Esteri

Trump di nuovo arrestato e convocato in tribunale

di Martina Melli -


Martedì 13 giugno, per la seconda volta in meno di tre mesi, Donald Trump è stato arrestato e chiamato in giudizio. L’ex Presidente si è consegnato alle autorità del tribunale degli Stati Uniti Wilkie D Ferguson Jr a Miami, in Florida, sotto il peso di 37 accuse federali legate alla sua presunta conservazione illegale di informazioni riservate sulla difesa nazionale degli Stati Uniti. L’ennesimo procedimento penale che si aggiunge al curriculum di un ex presidente in corsa per le primarie presidenziali repubblicane del prossimo anno.
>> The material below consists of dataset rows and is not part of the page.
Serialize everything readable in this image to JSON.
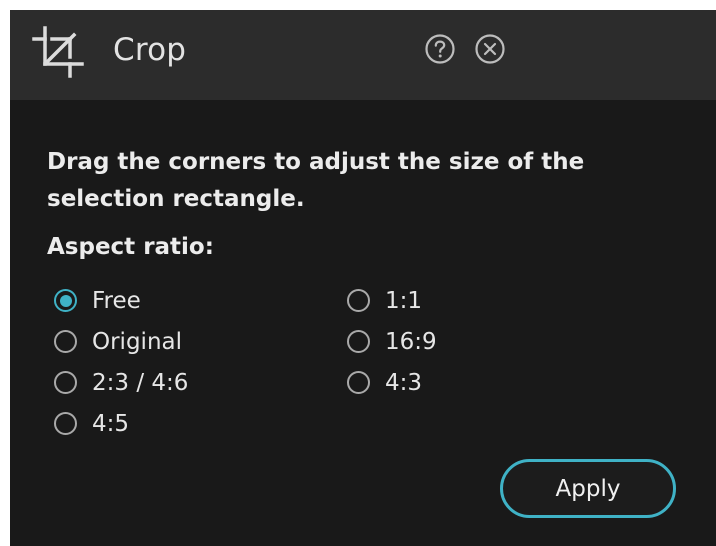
{
  "header": {
    "title": "Crop",
    "icon": "crop-icon",
    "help_icon": "help-icon",
    "close_icon": "close-icon"
  },
  "content": {
    "description": "Drag the corners to adjust the size of the selection rectangle.",
    "aspect_label": "Aspect ratio:"
  },
  "aspect_options": {
    "left": [
      {
        "label": "Free",
        "checked": true
      },
      {
        "label": "Original",
        "checked": false
      },
      {
        "label": "2:3 / 4:6",
        "checked": false
      },
      {
        "label": "4:5",
        "checked": false
      }
    ],
    "right": [
      {
        "label": "1:1",
        "checked": false
      },
      {
        "label": "16:9",
        "checked": false
      },
      {
        "label": "4:3",
        "checked": false
      }
    ]
  },
  "apply_label": "Apply",
  "colors": {
    "accent": "#3fb2c6",
    "panel_background": "#191919",
    "header_background": "#2c2c2c",
    "text": "#ececec"
  }
}
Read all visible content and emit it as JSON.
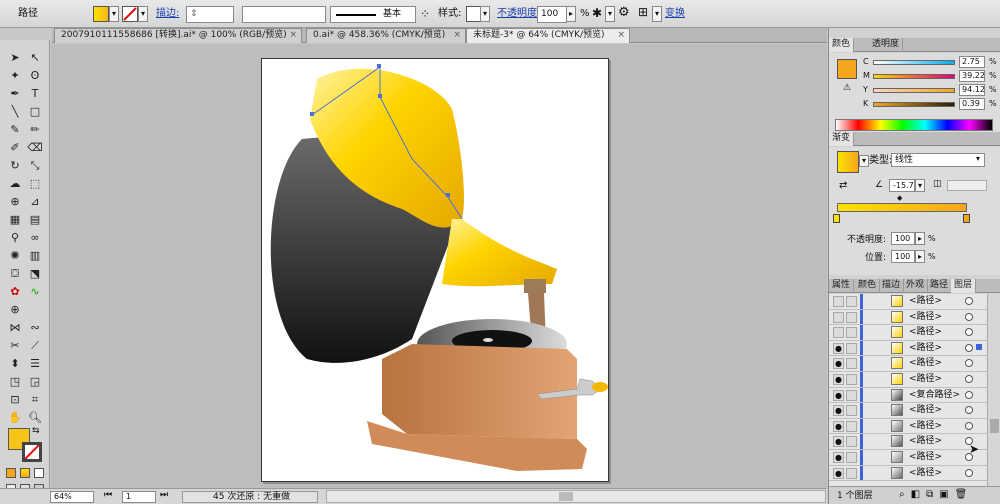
{
  "control_bar": {
    "object_type": "路径",
    "stroke_label": "描边:",
    "stroke_profile": "基本",
    "style_label": "样式:",
    "opacity_label": "不透明度",
    "opacity_value": "100",
    "opacity_unit": "%",
    "transform_link": "变换"
  },
  "tabs": [
    {
      "label": "200791011155868​6 [转换].ai* @ 100% (RGB/预览)",
      "close": "×"
    },
    {
      "label": "0.ai* @ 458.36% (CMYK/预览)",
      "close": "×"
    },
    {
      "label": "未标题-3* @ 64% (CMYK/预览)",
      "close": "×"
    }
  ],
  "color_panel": {
    "tabs": [
      "颜色",
      "透明度"
    ],
    "channels": [
      {
        "label": "C",
        "value": "2.75",
        "unit": "%"
      },
      {
        "label": "M",
        "value": "39.22",
        "unit": "%"
      },
      {
        "label": "Y",
        "value": "94.12",
        "unit": "%"
      },
      {
        "label": "K",
        "value": "0.39",
        "unit": "%"
      }
    ],
    "fill_color": "#f5a61e"
  },
  "gradient_panel": {
    "title": "渐变",
    "type_label": "类型:",
    "type_value": "线性",
    "angle_value": "-15.7",
    "opacity_label": "不透明度:",
    "opacity_value": "100",
    "location_label": "位置:",
    "location_value": "100",
    "unit": "%",
    "start_color": "#ffe100",
    "end_color": "#f5a61e"
  },
  "layers_panel": {
    "tabs": [
      "属性",
      "颜色",
      "描边",
      "外观",
      "路径",
      "图层"
    ],
    "rows": [
      {
        "name": "<路径>"
      },
      {
        "name": "<路径>"
      },
      {
        "name": "<路径>"
      },
      {
        "name": "<路径>"
      },
      {
        "name": "<路径>"
      },
      {
        "name": "<路径>"
      },
      {
        "name": "<复合路径>"
      },
      {
        "name": "<路径>"
      },
      {
        "name": "<路径>"
      },
      {
        "name": "<路径>"
      },
      {
        "name": "<路径>"
      },
      {
        "name": "<路径>"
      }
    ],
    "footer": "1 个图层"
  },
  "status_bar": {
    "zoom": "64%",
    "page": "1",
    "message": "45 次还原 : 无重做"
  },
  "canvas": {
    "artwork_description_colors": {
      "horn_yellow": "#ffd200",
      "horn_gray": "#555555",
      "box": "#c98652",
      "record": "#222222"
    }
  }
}
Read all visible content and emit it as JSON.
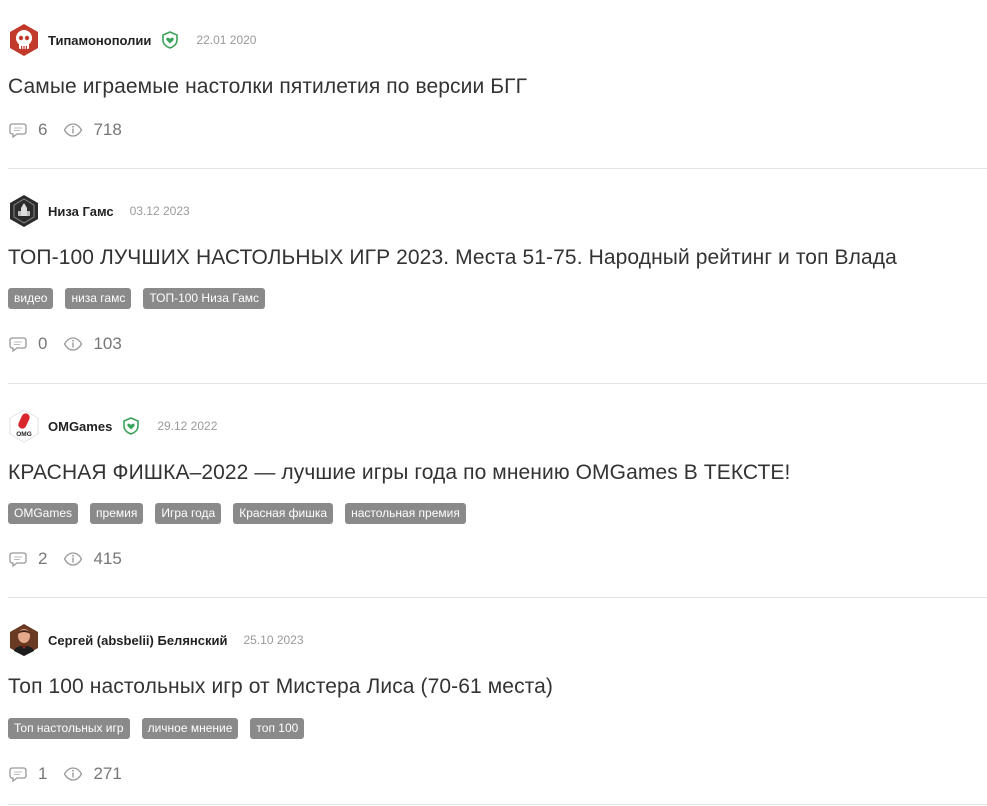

Trump ha rivelato per primo l’accusa in una serie di post sulla sua piattaforma Truth Social l’8 giugno scorso. I 37 capi di imputazione contro di lui, oltre alla conservazione illegale di materiale top-secret, includono anche: cospirazione per ostacolare la giustizia, occultamento di un documento o di un verbale, occultamento di un documento in un’indagine federale, schema per occultare e false dichiarazioni e rappresentazioni. Ogni accusa comporta una pena massima che va da 5 a 20 anni; una potenziale condanna potrebbe dunque significare decenni di carcere.

Già all’inizio di aprile Trump era comparso davanti al tribunale di Manhattan per affrontare le accuse penali a seguito dell’indagine del procuratore distrettuale Alvin Bragg, sui pagamenti segreti che hanno portato alle elezioni presidenziali del 2016. Come era successo in quel caso, anche a Miami non gli sono state scattate foto segnaletiche (The Donald è piuttosto riconoscibile) e non lo hanno ammanettato. Dopo circa 45 minuti in cui si è dichiarato “non colpevole” e “un uomo innocente”, l’ex presidente è tornato nella sua casa di Bedminster, nel New Jersey, dove ha tenuto il solito discorso sulle persecuzioni politiche di cui è vittima. “Questa è un’interferenza elettorale e l’ennesimo capitolo della più grande caccia alle streghe di tutti i tempi” ha urlato. Nel discorso, ha dichiarato (per la prima volta) che le scatole di documenti scoperte in suo possesso contenevano dei vestiti. “La risposta, oltre ad avere tutti i diritti ai sensi del Presidential Records Act, è che queste scatole contenevano tutti i tipi di effetti personali: molte, molte cose, magliette e scarpe, tutto”. L’indagine sui documenti classificati è iniziata all’inizio dello scorso anno, dopo che i funzionari della National Archives and Records Administration (NARA) hanno scoperto più di 100 fascicoli classificati contenuti in alcuni box all’interno della residenza di Trump a Palm Beach, in Florida.

Kel McClanahan, avvocato per la sicurezza nazionale e professore di diritto alla George Washington University, ha affermato che le prove nell’accusa hanno lo scopo di dimostrare che Trump “è un boss che ha consapevolmente infranto la legge, messo in pericolo la sicurezza nazionale, la sicurezza delle armi nucleari e messo in pericolo la sicurezza nazionale di altri Paesi”. Nonostante la maggior parte degli esperti legali che commentano il caso siano d’accordo sulla portata del pericolo legale in cui si trova l’ex presidente, è molto poco probabile che verrà effettivamente incarcerato. Innanzitutto, ha osservato McClanahan, la sentenza della condanna dipenderà dal giudice, che sembra essere Aileen Cannon, nominata da Trump stesso presso il tribunale distrettuale del distretto meridionale della Florida. Poi, ha sottolineato il professore: “Come fanno le autorità a imprigionare qualcuno che ha un dettaglio dei servizi segreti, che conosce segreti di sicurezza nazionale, e che se qualcuno gli punta un coltello al collo, potrebbe facilmente rivelare la posizione delle nostre basi missilistiche?!”. Ha inoltre aggiunto che, se Trump venisse imprigionato,  potrebbe diventare una “miniera d’oro dell’intelligence straniera per la maggior parte dei Paesi sulla terra”. Secondo McClanahan, è assai più probabile che The Donald verrà condannato agli arresti domiciliari con un monitor alla caviglia.